Electronic music pioneer Klaus Schulze, RIP

Pioneering German electronic musician Klaus Schulze has died at age 74. Schulze was a member of Tangerine Dream and Ash Ra Temple and also released an incredible collection of solo albums that influenced the emergence of ambient music, new age, and EDM. From The Guardian:

Schulze was born in Berlin in 1947, and played a variety of instruments in a variety of local bands, eventually settling as drummer for Tangerine Dream in 1969. Led by Edgar Froese, Schulze played on their debut album, but soon left to form another group, Ash Ra Tempel, with guitarist Manuel Gottsching and bassist Hartmut Enke.
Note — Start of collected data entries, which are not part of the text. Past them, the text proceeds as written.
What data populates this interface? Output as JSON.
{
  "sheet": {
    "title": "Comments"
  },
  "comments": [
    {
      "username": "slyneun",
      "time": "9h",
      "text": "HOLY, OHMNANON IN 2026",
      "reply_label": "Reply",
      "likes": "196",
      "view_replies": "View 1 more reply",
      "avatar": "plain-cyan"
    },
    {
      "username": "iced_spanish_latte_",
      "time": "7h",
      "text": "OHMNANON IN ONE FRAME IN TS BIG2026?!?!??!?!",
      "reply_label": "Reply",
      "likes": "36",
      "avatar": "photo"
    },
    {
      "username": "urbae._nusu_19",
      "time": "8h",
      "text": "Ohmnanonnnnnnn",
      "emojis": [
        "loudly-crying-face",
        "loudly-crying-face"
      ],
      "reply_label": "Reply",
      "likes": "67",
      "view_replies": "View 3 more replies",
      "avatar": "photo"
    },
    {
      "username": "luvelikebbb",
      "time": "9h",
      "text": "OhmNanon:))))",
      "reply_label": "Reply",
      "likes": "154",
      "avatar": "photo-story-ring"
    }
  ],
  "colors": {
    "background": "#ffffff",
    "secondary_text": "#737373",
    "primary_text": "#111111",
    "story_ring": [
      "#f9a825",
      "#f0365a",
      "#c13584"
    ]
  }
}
This partnership also only lasted one album – their 1971 self-titled debut – before Schulze left to begin a solo career, though he briefly rejoined the band in the 1970s and 2000s[…]

Key [solo] releases include Timewind (1975), which used an early sequencer to create hypnotic repeating patterns – later a key building block of dance music – and 1979's Dune, inspired by the Frank Herbert sci-fi novel. His fascination with Dune continued well into later life: he collaborated with Hans Zimmer on the soundtrack to Denis Villeneuve's Oscar-winning 2021 film adaptation, and Schulze's final album, Deus Arrakis, was also inspired by Dune – it is due for release in June.